Now think a minute about the reason why you commented those lines inside the block. Obviously because this wan’t clear enough. Also because those lines formed a logical group of instruction that could be summarized with your comment.

So, why isn’t this group a dedicated function? Each time you do this, refactor the block as a function:

/**
* This code fetch a user and initializes its messages
*/
loadUser(userKey) {
user = fetchUser(userKey)
messages = fetchMessages(user.locale)
userReady(user)
return user
}

...
user = loadUser(userKey)
...

You comment will become a call of a function whose name could be exactly what you put in the comment.

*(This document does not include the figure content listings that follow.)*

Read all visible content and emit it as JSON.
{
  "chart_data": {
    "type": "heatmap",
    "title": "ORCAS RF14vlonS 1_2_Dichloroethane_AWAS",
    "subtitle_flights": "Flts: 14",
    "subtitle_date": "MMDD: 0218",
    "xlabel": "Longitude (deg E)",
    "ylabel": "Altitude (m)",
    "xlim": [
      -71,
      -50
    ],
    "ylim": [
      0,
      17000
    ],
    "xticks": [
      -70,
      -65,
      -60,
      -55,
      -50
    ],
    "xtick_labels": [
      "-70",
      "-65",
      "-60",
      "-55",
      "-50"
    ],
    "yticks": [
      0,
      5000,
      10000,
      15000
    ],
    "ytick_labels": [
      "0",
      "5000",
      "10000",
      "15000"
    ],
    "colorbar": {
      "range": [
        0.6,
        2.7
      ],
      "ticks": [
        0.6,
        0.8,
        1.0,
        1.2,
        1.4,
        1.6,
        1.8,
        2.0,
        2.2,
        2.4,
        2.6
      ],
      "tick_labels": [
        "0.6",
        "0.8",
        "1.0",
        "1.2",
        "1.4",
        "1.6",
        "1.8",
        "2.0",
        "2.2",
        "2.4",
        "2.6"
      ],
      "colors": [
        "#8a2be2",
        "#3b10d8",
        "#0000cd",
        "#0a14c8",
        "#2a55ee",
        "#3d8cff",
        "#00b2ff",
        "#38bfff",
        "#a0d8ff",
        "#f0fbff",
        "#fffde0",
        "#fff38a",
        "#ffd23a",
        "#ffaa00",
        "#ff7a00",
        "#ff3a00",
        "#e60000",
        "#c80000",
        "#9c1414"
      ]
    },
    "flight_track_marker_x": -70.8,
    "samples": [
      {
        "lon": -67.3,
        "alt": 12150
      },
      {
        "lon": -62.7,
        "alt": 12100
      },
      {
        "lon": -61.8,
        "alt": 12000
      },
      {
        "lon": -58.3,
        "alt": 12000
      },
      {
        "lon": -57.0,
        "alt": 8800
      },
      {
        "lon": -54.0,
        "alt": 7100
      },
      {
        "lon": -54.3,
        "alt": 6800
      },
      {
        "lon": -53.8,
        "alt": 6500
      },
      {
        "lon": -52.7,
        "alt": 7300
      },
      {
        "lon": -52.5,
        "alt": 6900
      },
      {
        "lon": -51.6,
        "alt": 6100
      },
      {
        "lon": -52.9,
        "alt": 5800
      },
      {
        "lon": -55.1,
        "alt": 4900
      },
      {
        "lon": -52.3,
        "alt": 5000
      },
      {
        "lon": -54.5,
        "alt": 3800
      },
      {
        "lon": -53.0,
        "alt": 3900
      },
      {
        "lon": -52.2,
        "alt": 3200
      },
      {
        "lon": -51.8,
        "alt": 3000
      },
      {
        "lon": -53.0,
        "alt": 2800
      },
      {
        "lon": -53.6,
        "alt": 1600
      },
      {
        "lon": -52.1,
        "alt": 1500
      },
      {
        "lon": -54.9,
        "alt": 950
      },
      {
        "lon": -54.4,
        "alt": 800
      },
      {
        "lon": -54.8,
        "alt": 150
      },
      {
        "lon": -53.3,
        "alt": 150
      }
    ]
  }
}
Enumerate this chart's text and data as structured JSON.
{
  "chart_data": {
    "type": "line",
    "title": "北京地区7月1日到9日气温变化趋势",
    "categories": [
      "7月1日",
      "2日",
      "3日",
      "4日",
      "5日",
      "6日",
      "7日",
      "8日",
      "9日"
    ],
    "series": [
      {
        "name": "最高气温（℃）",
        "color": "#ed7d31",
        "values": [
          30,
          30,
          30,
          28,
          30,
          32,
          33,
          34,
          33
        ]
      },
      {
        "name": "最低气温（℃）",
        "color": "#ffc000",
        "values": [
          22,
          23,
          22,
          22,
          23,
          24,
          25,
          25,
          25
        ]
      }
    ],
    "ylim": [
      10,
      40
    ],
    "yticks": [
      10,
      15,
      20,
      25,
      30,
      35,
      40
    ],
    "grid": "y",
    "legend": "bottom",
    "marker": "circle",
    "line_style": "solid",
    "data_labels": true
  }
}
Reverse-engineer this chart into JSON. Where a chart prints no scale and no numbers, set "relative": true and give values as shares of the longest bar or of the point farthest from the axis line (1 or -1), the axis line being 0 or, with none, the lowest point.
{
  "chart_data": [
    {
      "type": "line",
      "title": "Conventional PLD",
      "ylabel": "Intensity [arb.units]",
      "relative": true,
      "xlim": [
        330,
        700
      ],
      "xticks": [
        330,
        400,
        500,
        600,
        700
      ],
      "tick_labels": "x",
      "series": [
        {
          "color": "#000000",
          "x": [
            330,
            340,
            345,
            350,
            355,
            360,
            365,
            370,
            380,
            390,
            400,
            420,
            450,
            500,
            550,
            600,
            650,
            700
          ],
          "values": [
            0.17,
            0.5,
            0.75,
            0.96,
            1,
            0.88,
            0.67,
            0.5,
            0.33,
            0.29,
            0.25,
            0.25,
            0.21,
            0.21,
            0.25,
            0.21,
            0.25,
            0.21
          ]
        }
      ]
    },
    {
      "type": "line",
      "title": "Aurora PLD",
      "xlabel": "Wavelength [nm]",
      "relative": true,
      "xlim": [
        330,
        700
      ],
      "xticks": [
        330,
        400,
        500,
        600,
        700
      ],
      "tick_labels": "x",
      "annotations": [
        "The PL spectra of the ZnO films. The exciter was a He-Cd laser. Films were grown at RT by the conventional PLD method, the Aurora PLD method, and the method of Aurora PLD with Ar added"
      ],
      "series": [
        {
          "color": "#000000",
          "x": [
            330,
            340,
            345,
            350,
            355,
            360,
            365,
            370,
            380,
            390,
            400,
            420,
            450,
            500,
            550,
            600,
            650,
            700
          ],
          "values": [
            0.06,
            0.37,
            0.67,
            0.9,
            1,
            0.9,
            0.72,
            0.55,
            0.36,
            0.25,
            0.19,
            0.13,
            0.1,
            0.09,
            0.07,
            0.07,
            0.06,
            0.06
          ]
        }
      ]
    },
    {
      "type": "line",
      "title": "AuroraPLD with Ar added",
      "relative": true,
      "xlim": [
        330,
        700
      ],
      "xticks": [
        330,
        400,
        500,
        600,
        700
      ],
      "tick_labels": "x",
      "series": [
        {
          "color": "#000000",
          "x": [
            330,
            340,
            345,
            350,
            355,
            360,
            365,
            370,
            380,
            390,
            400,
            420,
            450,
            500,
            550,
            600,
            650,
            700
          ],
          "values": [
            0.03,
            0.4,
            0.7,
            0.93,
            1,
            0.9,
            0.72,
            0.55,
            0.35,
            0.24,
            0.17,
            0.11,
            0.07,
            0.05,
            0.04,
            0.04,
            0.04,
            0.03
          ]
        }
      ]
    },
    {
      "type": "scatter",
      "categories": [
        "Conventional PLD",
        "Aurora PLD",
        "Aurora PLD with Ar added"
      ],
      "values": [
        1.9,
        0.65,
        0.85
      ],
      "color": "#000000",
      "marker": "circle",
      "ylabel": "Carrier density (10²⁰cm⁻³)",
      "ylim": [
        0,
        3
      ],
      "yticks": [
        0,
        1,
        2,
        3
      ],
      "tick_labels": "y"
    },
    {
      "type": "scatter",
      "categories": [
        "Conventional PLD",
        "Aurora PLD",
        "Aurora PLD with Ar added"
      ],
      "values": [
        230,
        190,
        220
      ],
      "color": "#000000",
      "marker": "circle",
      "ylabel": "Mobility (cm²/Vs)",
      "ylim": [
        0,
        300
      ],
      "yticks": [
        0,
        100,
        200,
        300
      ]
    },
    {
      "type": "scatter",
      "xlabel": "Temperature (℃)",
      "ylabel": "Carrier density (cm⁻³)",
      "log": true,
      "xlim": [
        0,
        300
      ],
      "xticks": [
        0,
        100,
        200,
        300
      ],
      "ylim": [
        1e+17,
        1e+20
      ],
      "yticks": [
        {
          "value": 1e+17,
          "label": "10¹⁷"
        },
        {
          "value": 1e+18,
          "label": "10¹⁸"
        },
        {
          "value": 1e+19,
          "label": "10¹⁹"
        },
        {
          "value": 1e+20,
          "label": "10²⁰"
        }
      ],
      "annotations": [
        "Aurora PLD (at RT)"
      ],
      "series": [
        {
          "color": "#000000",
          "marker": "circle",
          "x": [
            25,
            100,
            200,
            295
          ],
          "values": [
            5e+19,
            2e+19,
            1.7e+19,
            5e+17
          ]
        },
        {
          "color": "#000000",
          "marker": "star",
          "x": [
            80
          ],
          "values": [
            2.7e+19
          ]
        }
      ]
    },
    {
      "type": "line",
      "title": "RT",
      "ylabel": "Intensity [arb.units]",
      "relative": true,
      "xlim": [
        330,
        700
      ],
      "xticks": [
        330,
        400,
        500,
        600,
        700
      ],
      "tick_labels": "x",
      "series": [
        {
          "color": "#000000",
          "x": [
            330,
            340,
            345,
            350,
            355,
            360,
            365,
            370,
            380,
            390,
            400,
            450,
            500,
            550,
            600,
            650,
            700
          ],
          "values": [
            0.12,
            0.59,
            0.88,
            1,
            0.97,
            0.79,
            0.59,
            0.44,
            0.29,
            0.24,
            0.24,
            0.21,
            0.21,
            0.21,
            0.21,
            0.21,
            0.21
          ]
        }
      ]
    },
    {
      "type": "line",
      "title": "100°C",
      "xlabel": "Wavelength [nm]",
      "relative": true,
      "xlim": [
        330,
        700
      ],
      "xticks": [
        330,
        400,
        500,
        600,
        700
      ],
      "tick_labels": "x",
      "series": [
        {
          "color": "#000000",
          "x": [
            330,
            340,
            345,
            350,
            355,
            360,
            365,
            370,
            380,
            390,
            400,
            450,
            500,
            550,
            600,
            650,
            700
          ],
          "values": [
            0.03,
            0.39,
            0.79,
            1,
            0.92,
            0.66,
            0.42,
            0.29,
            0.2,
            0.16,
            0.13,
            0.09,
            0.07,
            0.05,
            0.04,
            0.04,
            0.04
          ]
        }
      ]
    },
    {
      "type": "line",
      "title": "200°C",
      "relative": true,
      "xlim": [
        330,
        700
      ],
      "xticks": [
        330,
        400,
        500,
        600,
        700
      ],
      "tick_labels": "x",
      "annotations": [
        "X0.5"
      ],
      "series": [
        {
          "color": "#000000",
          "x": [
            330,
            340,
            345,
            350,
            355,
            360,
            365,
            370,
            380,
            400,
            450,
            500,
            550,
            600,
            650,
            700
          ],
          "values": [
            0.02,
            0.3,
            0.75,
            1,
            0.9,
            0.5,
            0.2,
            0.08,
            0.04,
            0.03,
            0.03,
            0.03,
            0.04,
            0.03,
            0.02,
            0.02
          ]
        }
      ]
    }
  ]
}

If too long, this could be the documentation of that function. This way, you’ll improve drastically the readability of your code by both adding semantics and documentation to a group of lines and reducing the size of the initial block. And don’t worry about performance, the VM can inline those things.

Resource management

Another common case is error management when acquiring and releasing resources.

Conclusion

We’ve seen a few refactoring cases but, more importantly, rules of thumb to keep your code refactorable. This notably implies to regularly watch for the cohesion of your code, whether it is class fields or plain code lines.

As a side benefit, writing code that is refactoring-ready actually leads to better readability.